Dans un contexte où le doudou est devenu la
norme, choisir de faire sans, c’est aller à contre courant. Le courant étant
fort, il vaut mieux savoir comment s’y prendre en amont. Nos bébés, beaucoup plus qu’on ne le pense
sont bel et bien à même d’intégrer qu’ils sont capables de dormir sans avoir
recourt à quelque chose d’extérieur à eux.
Je revois encore
notre dernière de trois ans (deux et demi au moment des faits) me réclamant une
peluche en particulier pour sa nuit, il n’était certes pas question pour moi de
me lancer à la recherche de celle-ci. Elle a bien entendu refusé l’une des
multiples peluches disponibles dans sa chambre. Plutôt que de tergiverser sur
celle qu’elle réclamait, et surtout n’ayant aucune envie de descendre pour
remonter, encore moins de la sortir de sa gigoteuse pour qu’elle aille la
chercher, j’ai attrapé la plus proche en lui expliquant que celle-là n’avait
jamais eu la chance de l’avoir tout près d’elle et que j’imagine qu’elle
apprécierait que ce soit son tour cette fois-ci. L’autre, elle la retrouverait le
lendemain où elle l’avait laissée. Et qu’après tout, elle est capable de
s’endormir sans, elle a tout ce qu’il faut en elle pour y arriver et n’en a pas
besoin.
-
Lui a besoin de toi (entendez par
là, c’est un privilège pour l’objet d’être choisi par elle comme compagnon de
sommeil) mais pas toi !
C’est avec cette
peluche qu’elle passa la nuit sans geindre, pleurer ou crier… ô miracle !
Je vous raconte cet
épisode persuadée que si notre demoiselle en devenir avait été habituée au
« doudou » exclusif, la fin de l’histoire n’aurait certainement
pas été la même.
L’autre fond de ma
pensée est que leur véritable sécurité vient de l’intérieur et non pas de
l’extérieur (mais il s’agit là, d’un tout autre sujet).
Quand bien même
l’enfant créerait ou trouverait son OT de lui-même, y mettre un cadre
me semble faire partie de notre responsabilité parentale. A chaque parent de
délimiter les lieux, moments et pièces autorisés ou interdits. En le faisant,
non seulement vous n’en faites pas un « accro » au doudou, mais vous
poser également les jalons de votre future discipline. Il vaut mieux pour votre
enfant que ce soit vous qui dirigiez ! Contrairement à une
pratique très répandue de nos jours…
Dans la première partie de cet article, j’ai terminé par le constat selon lequel nous sommes loin de l’OT ! Comment penser le contraire en voyant de grands enfants traîner leur « doudou » dans toutes les pièces de la maison, dans la rue, en jouant, en mangeant, en présence ou en l’absence des parents… ?
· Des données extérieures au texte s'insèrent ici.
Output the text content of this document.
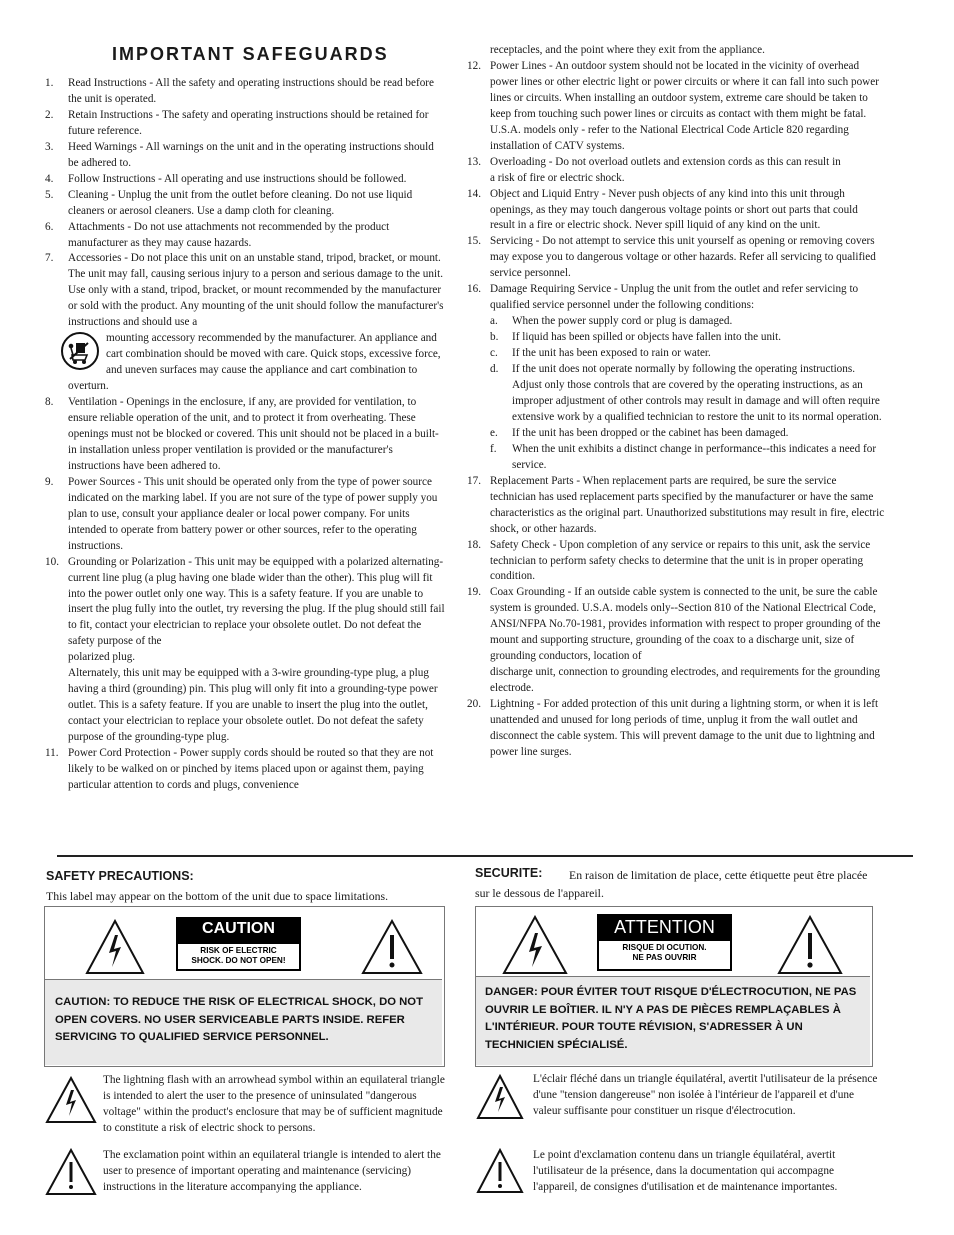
IMPORTANT SAFEGUARDS
1. Read Instructions - All the safety and operating instructions should be read before the unit is operated.
2. Retain Instructions - The safety and operating instructions should be retained for future reference.
3. Heed Warnings - All warnings on the unit and in the operating instructions should be adhered to.
4. Follow Instructions - All operating and use instructions should be followed.
5. Cleaning - Unplug the unit from the outlet before cleaning. Do not use liquid cleaners or aerosol cleaners. Use a damp cloth for cleaning.
6. Attachments - Do not use attachments not recommended by the product manufacturer as they may cause hazards.
7. Accessories - Do not place this unit on an unstable stand, tripod, bracket, or mount. The unit may fall, causing serious injury to a person and serious damage to the unit. Use only with a stand, tripod, bracket, or mount recommended by the manufacturer or sold with the product. Any mounting of the unit should follow the manufacturer's instructions and should use a
mounting accessory recommended by the manufacturer. An appliance and cart combination should be moved with care. Quick stops, excessive force, and uneven surfaces may cause the appliance and cart combination to overturn.
8. Ventilation - Openings in the enclosure, if any, are provided for ventilation, to ensure reliable operation of the unit, and to protect it from overheating. These openings must not be blocked or covered. This unit should not be placed in a built-in installation unless proper ventilation is provided or the manufacturer's instructions have been adhered to.
9. Power Sources - This unit should be operated only from the type of power source indicated on the marking label. If you are not sure of the type of power supply you plan to use, consult your appliance dealer or local power company. For units intended to operate from battery power or other sources, refer to the operating instructions.
10. Grounding or Polarization - This unit may be equipped with a polarized alternating-current line plug (a plug having one blade wider than the other). This plug will fit into the power outlet only one way. This is a safety feature. If you are unable to insert the plug fully into the outlet, try reversing the plug. If the plug should still fail to fit, contact your electrician to replace your obsolete outlet. Do not defeat the safety purpose of the
polarized plug.
Alternately, this unit may be equipped with a 3-wire grounding-type plug, a plug having a third (grounding) pin. This plug will only fit into a grounding-type power outlet. This is a safety feature. If you are unable to insert the plug into the outlet, contact your electrician to replace your obsolete outlet. Do not defeat the safety purpose of the grounding-type plug.
11. Power Cord Protection - Power supply cords should be routed so that they are not likely to be walked on or pinched by items placed upon or against them, paying particular attention to cords and plugs, convenience
receptacles, and the point where they exit from the appliance.
12. Power Lines - An outdoor system should not be located in the vicinity of overhead power lines or other electric light or power circuits or where it can fall into such power lines or circuits. When installing an outdoor system, extreme care should be taken to keep from touching such power lines or circuits as contact with them might be fatal. U.S.A. models only - refer to the National Electrical Code Article 820 regarding installation of CATV systems.
13. Overloading - Do not overload outlets and extension cords as this can result in
a risk of fire or electric shock.
14. Object and Liquid Entry - Never push objects of any kind into this unit through openings, as they may touch dangerous voltage points or short out parts that could result in a fire or electric shock. Never spill liquid of any kind on the unit.
15. Servicing - Do not attempt to service this unit yourself as opening or removing covers may expose you to dangerous voltage or other hazards. Refer all servicing to qualified service personnel.
16. Damage Requiring Service - Unplug the unit from the outlet and refer servicing to qualified service personnel under the following conditions:
a. When the power supply cord or plug is damaged.
b. If liquid has been spilled or objects have fallen into the unit.
c. If the unit has been exposed to rain or water.
d. If the unit does not operate normally by following the operating instructions. Adjust only those controls that are covered by the operating instructions, as an improper adjustment of other controls may result in damage and will often require extensive work by a qualified technician to restore the unit to its normal operation.
e. If the unit has been dropped or the cabinet has been damaged.
f. When the unit exhibits a distinct change in performance--this indicates a need for service.
17. Replacement Parts - When replacement parts are required, be sure the service technician has used replacement parts specified by the manufacturer or have the same characteristics as the original part. Unauthorized substitutions may result in fire, electric shock, or other hazards.
18. Safety Check - Upon completion of any service or repairs to this unit, ask the service technician to perform safety checks to determine that the unit is in proper operating condition.
19. Coax Grounding - If an outside cable system is connected to the unit, be sure the cable system is grounded. U.S.A. models only--Section 810 of the National Electrical Code, ANSI/NFPA No.70-1981, provides information with respect to proper grounding of the mount and supporting structure, grounding of the coax to a discharge unit, size of grounding conductors, location of
discharge unit, connection to grounding electrodes, and requirements for the grounding
electrode.
20. Lightning - For added protection of this unit during a lightning storm, or when it is left unattended and unused for long periods of time, unplug it from the wall outlet and disconnect the cable system. This will prevent damage to the unit due to lightning and power line surges.
SAFETY PRECAUTIONS:
This label may appear on the bottom of the unit due to space limitations.
CAUTION
RISK OF ELECTRIC
SHOCK. DO NOT OPEN!
CAUTION: TO REDUCE THE RISK OF ELECTRICAL SHOCK, DO NOT OPEN COVERS. NO USER SERVICEABLE PARTS INSIDE. REFER SERVICING TO QUALIFIED SERVICE PERSONNEL.
The lightning flash with an arrowhead symbol within an equilateral triangle is intended to alert the user to the presence of uninsulated "dangerous voltage" within the product's enclosure that may be of sufficient magnitude to constitute a risk of electric shock to persons.
The exclamation point within an equilateral triangle is intended to alert the user to presence of important operating and maintenance (servicing) instructions in the literature accompanying the appliance.
SECURITE:	En raison de limitation de place, cette étiquette peut être placée sur le dessous de l'appareil.
ATTENTION
RISQUE DI OCUTION.
NE PAS OUVRIR
DANGER: POUR ÉVITER TOUT RISQUE D'ÉLECTROCUTION, NE PAS OUVRIR LE BOÎTIER. IL N'Y A PAS DE PIÈCES REMPLAÇABLES À L'INTÉRIEUR. POUR TOUTE RÉVISION, S'ADRESSER À UN TECHNICIEN SPÉCIALISÉ.
L'éclair fléché dans un triangle équilatéral, avertit l'utilisateur de la présence d'une "tension dangereuse" non isolée à l'intérieur de l'appareil et d'une valeur suffisante pour constituer un risque d'électrocution.
Le point d'exclamation contenu dans un triangle équilatéral, avertit l'utilisateur de la présence, dans la documentation qui accompagne l'appareil, de consignes d'utilisation et de maintenance importantes.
Les structures collectives s’adaptent, et l’école maternelle pour ne citer qu’elle, qui est un lieu de découvertes, d’éveil, d’apprentissage où l’enfant joue, fait de la peinture, du découpage, développe sa motricité, échange avec l’autre est bien obligée de composer. Tout cela est bien difficile avec ces objets, moitié dans la main, moitié dans la bouche.
Pailloux-Rotelli (2002)
affirme que l’idée de faire accepter à l’enfant qu’il doit laisser
momentanément ces deux objets (doudou et tétine) sans que cette séparation soit
trop douloureuse risque de provoquer chez certains un blocage important.
L’auteur raconte comment l’adulte doit faire preuve de doigté et de persuasion
pour mettre en place un rituel visant à défaire cette habitude à l’école
maternelle.
Cette première dépendance parfois imposée ou encouragée pose quelques questions :
-
En qui (quoi) l’enfant trouve son
réconfort ?
-
Quel message reçoit-il alors qu’il
construit les bases de son développement futur ?
-
A-t- il besoin de quelque chose
d’extérieur à lui pour dormir, se sentir bien, en sécurité, pour trouver la
consolation, pour aller mieux… ?
Même en faisant le
choix de considérer la fonction de l’OT
dans l’endormissement comme c’est le cas dans l’étude épidémiologique de
Govindama & Louis (2005) réalisée dans un groupe d’enfants lyonnais et
réunionnais de 12 à 24 mois, pourquoi ne pas laisser celui-ci dans la sphère
privée, dans un « espace intermédiaire d’expérience » ou dans des
contextes de séparation ? Pourquoi laissons-nous nos enfants le traîner partout ? Le leur
donnons-nous de manière systématique même quand nous devons les prendre dans
nos bras ou simplement leur faire comprendre que ce n’est pas le moment ?
Probablement parce que son usage dépasse largement une quelconque phase de transition et que l’habitude voire la dépendance est de mise.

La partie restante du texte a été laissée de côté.